Do you have a contingency plan?
In a speech he delivered to the Business Services Association in November 2018, Cabinet Office Minister David Lidington announced that several government service providers had agreed to prepare “living wills” to ensure continued service delivery in the event they suffer financial difficulties. He explained that after the Carillon collapse the government “did not have the benefit of key organisational information that could have smoothed the management of the liquidation” and added that for future contracts “by ensuring plans can be quickly put in place in the very rare event of supplier failure, we will be better prepared to maintain continuity of critical public services, to minimise the potential impact on critical national infrastructure and to ensure a smooth transition to new service providers should the need arise”. The “living wills” are part of a range of measures the UK government hopes will transform public procurement.
So what really is a “living will” or resolution plan? Essentially it is a contingency plan that sets out what would happen in the event the provider becomes insolvent. It would set out how the outsourced services can be secured and continued in the event of the provider’s failure, to allow the government time to transfer the services to a new provider or take them in-house. The government has yet confirm what the “living wills” should contain, but they are being jointly developed by the industry and government subject matter experts.
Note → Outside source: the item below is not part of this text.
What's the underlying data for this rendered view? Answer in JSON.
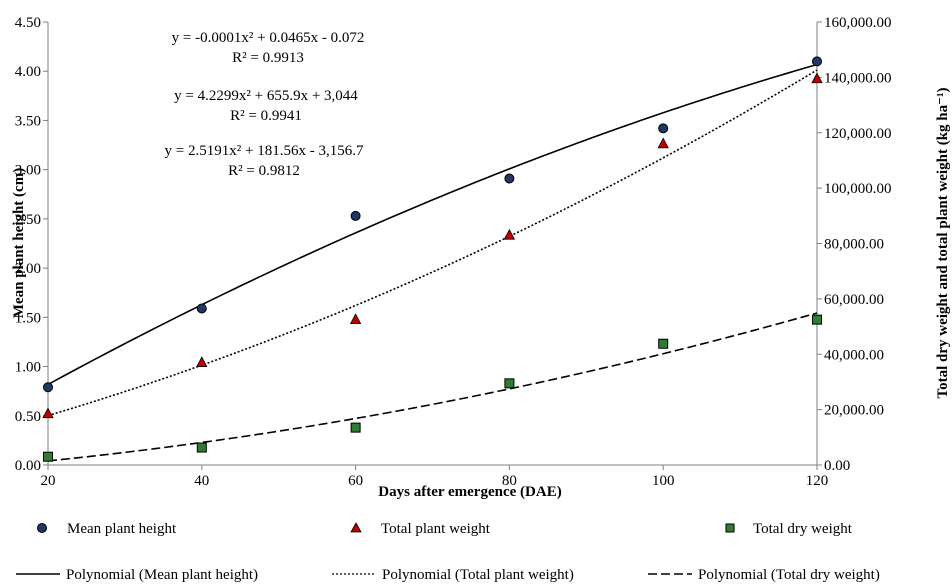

As a matter of good practice, such a concept could equally be applied outside the government outsourcing market. If a living will proves too difficult to negotiate, the contractual exit plan and related procedures - now standard in good outsourcing contracts - which focus on the wherewithal to ensure an orderly handover of services following the early termination or expiry of the contract - could be expanded to cover a handover in disorderly circumstances, such as provider financial distress in anticipation of insolvency. This also ensures the plan is contractually enforceable and is tailored to a specific contract, something yet to be confirmed in relation to living wills. It is important to note that a contractual exit plan for an orderly handover on its own won’t be sufficient in a financial distress scenario, as the plan will take too long to implement and will envisage staff being available to handover and transfer knowledge over a period of time. Don’t forget to regularly review these contingency plans and ensure that they are updated during the term of the contract to take account of any changes in services, operating procedures, service delivery, assets, or staff.
Where possible, outsourcing contracts should provide flexibility when unexpected or certain anticipated circumstances, such as financial distress or insolvency, arise. The above are just a few examples of how you can achieve this flexibility.
The collapse of Carillion may have been a year ago now, but it is not too late to apply the lessons learnt to your own contracting practices and to ensure that our recommended provisions – or something similar - are included in future outsourcing contracts, particularly as 2019 looks set to be another volatile year in the public sector outsourcing and wider financial markets.